Lesions caused by vulvar molluscum contagiosum start occurring between two to seven weeks after you come into contact with the virus. Make sure you go to your doctor as soon as you realize you have touched the bumps of an infected person. If you notice any lesions or bumps that are very itchy, make sure you get treatment as soon as you can.
Your doctor or gynecologist will probably be able to diagnose you with a visual examination because the symptoms of this virus are so noticeable and prominent. Sometimes they will run a biopsy test to rule out other conditions, like genital warts.
Most cases of vulvar molluscum contagiosum eventually go away on their own, without any treatment. Some cases of vulvar molluscum contagiosum occur after your original lesions go away or get removed by your doctor, gynecologist, or surgeon. Lesions and bumps that are in your genital area should immediately be treated if you want to prevent spreading this infection to your sexual partners.
There are several treatment options you can choose from. Antiviral therapy is a choice. These are medicines that can cure and control virus infections (as opposed to antibacterial drugs that cover a broad range of pathogens).

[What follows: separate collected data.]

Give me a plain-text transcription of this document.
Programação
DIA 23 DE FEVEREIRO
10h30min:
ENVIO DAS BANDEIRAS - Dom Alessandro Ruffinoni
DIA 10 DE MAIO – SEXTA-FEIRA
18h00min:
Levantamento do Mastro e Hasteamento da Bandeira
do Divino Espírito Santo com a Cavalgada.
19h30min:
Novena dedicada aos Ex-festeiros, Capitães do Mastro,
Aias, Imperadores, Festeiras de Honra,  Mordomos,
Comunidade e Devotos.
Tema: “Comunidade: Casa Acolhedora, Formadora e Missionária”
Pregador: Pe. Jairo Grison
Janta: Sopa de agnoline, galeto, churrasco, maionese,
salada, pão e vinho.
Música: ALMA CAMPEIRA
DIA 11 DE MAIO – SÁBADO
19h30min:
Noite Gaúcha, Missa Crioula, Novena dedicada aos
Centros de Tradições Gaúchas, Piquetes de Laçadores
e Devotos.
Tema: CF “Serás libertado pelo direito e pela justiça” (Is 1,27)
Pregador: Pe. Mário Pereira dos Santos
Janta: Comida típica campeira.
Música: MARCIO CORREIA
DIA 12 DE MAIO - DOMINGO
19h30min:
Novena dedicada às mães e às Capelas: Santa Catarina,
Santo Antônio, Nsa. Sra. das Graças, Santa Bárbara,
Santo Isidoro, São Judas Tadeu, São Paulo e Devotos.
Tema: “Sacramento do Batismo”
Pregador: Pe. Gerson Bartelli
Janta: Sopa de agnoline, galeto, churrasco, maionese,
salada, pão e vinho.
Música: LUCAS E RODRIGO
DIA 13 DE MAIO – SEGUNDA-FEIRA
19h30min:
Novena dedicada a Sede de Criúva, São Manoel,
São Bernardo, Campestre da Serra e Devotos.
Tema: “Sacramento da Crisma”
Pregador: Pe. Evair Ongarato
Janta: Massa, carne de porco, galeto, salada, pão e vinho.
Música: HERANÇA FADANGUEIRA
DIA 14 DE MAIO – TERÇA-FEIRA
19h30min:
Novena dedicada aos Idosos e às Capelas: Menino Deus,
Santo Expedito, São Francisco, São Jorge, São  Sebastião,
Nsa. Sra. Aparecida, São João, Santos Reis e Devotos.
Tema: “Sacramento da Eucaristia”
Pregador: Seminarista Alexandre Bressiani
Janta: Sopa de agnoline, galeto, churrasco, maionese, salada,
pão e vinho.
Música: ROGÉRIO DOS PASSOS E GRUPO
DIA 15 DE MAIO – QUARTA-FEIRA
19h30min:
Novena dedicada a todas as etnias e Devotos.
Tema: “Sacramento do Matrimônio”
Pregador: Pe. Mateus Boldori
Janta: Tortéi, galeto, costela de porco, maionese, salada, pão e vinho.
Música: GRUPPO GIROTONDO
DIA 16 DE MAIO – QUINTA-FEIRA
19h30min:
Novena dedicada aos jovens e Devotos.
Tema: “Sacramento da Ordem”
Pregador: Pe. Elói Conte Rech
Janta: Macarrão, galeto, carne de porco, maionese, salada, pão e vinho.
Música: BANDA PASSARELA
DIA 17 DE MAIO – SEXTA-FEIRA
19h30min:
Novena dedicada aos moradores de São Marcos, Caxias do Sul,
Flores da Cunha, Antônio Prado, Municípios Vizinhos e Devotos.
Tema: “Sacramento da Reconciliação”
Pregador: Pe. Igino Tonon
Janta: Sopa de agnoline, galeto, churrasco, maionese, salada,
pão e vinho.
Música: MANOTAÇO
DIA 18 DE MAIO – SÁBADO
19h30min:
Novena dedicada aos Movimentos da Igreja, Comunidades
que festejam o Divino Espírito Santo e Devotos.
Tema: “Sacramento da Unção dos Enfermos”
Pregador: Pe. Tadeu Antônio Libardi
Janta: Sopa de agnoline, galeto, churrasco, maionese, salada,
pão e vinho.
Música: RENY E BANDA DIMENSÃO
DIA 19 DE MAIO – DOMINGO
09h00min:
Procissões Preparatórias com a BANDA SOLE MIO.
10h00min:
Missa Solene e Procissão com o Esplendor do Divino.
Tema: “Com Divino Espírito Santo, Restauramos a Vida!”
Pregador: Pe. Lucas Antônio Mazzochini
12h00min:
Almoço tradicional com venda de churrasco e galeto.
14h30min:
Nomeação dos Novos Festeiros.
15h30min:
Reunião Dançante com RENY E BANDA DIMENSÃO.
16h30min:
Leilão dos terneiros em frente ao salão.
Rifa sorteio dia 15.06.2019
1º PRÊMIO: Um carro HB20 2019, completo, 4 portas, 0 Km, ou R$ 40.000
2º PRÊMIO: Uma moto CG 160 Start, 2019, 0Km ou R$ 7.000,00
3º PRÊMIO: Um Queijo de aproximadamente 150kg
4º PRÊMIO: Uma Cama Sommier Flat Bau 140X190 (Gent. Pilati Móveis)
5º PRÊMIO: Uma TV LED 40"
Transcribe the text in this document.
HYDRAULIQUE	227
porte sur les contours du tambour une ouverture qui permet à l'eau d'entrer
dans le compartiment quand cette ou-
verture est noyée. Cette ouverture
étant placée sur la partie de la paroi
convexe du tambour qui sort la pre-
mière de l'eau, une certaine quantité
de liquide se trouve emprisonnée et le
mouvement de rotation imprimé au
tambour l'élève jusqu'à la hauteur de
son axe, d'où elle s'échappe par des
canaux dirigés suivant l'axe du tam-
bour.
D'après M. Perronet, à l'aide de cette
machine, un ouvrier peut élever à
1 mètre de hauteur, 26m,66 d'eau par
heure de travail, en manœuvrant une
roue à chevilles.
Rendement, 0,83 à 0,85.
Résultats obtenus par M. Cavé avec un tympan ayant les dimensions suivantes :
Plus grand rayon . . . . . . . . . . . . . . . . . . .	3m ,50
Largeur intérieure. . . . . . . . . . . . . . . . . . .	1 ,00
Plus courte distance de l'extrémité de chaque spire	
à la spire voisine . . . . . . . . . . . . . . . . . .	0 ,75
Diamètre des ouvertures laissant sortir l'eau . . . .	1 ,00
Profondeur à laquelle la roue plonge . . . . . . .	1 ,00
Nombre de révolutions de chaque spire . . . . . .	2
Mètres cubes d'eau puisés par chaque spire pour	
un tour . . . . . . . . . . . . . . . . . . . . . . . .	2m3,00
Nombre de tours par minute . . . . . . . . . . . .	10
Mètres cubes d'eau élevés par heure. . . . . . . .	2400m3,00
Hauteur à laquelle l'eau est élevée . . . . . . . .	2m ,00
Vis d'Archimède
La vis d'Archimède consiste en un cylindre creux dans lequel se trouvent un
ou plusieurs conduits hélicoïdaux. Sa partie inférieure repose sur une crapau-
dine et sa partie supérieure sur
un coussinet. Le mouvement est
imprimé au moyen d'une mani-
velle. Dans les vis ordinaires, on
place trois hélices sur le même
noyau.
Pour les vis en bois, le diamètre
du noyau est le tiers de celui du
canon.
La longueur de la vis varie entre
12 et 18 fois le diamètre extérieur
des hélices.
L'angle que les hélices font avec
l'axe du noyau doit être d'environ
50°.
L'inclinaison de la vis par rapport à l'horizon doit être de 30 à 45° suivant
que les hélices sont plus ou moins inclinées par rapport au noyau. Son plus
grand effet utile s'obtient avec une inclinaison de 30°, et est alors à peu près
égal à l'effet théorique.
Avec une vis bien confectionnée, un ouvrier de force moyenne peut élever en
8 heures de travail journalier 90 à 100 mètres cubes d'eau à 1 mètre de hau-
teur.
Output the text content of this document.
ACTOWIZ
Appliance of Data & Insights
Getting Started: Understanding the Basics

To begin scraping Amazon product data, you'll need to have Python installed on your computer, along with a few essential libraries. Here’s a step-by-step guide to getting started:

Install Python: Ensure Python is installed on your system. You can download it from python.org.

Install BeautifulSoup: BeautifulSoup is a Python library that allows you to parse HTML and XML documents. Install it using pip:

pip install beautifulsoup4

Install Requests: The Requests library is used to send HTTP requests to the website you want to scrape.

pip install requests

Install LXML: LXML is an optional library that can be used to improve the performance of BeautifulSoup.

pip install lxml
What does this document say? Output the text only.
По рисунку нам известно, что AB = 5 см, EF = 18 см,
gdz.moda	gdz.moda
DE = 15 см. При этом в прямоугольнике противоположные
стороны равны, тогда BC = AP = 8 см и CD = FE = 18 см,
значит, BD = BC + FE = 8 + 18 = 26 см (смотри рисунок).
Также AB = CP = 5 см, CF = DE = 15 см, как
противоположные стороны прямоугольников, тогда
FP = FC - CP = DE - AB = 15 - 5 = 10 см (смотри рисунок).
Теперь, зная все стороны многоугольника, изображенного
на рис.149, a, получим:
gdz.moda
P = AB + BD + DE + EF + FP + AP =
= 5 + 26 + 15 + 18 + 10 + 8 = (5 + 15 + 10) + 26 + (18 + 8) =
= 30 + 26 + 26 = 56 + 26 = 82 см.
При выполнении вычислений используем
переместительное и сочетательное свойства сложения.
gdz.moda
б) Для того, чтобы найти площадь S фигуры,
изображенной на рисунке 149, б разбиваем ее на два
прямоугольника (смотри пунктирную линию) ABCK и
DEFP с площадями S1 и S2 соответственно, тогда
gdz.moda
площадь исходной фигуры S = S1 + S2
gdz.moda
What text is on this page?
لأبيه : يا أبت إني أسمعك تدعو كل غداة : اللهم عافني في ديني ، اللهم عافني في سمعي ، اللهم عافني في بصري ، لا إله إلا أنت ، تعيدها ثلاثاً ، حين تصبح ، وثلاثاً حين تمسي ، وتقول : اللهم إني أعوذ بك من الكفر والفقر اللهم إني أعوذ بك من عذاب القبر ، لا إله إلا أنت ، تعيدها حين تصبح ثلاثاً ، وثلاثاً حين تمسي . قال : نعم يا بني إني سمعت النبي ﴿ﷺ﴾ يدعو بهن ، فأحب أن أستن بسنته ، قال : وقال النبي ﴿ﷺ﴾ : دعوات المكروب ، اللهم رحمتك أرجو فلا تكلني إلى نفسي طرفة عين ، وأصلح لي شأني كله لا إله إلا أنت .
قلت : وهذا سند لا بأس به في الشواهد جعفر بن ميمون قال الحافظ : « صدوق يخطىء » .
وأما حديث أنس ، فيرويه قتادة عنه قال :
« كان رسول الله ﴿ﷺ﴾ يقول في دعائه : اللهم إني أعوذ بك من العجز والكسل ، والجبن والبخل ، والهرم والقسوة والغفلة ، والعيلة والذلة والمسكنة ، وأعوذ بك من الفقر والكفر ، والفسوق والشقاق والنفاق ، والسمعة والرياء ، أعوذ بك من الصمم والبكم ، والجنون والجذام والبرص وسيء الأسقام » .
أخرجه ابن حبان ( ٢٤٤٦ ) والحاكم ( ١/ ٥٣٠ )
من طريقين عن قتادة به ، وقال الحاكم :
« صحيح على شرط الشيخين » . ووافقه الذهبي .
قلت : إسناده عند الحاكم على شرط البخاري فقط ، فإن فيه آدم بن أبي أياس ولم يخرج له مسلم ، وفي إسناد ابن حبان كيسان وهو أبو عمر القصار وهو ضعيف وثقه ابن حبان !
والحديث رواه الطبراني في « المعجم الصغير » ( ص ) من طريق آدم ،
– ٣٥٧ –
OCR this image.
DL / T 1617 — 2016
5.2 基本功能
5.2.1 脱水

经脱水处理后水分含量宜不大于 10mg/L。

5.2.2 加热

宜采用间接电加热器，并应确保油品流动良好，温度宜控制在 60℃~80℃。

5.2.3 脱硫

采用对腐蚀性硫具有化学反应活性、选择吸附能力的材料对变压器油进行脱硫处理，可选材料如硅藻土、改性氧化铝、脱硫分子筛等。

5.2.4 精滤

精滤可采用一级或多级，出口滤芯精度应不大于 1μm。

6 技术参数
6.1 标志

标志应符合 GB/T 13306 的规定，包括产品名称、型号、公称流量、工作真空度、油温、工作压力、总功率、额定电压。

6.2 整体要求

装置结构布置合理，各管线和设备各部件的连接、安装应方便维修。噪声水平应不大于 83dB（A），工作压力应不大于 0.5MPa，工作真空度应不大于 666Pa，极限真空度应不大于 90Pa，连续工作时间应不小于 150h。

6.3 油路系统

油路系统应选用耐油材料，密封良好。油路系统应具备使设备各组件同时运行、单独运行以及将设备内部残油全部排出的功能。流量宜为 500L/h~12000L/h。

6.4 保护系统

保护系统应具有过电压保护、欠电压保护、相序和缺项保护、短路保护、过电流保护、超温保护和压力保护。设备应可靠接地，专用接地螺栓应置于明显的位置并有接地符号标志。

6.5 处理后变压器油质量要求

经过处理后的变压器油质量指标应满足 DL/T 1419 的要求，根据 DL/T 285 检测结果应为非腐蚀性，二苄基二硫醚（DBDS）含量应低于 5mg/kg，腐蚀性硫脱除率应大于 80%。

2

Depending on what drugs you are already taking, antivirals may not interact effectively when taken. Talk to your doctor and get him or her to point you in a specific direction. Finding references and information about specific drug interactions is a great way to keep your doctors honest about side effects and will give you more confidence in your decision of treatment. Cryotherapy involves the use of extreme cold in surgery or medical treatment. The surgical version of cryotherapy is a procedure designed to destroy the tissue that makes up the lesions on your body. It is used to eliminate both benign and malignant tissue overproduction, warts, and other ailments. Cryotherapy accomplishes this using a process of freezing and re-thawing. Liquid nitrogen is the most commonly used substance. The non-surgical term for cryotherapy refers to the at-home medical treatment known as cold therapy, using ice packs and other cold items. A curette is a surgical tool designed to remove material. A high-power laser is used to destroy or cut tissue. Low-power laser therapy is considered alternative medicine and is not usually prescribed for vulvar molluscum contagiosum.
Because condoms don’t provide coverage and protection to you or your partner’s entire genital region, they aren’t effective in preventing vulvar molluscum contagiosum from spreading.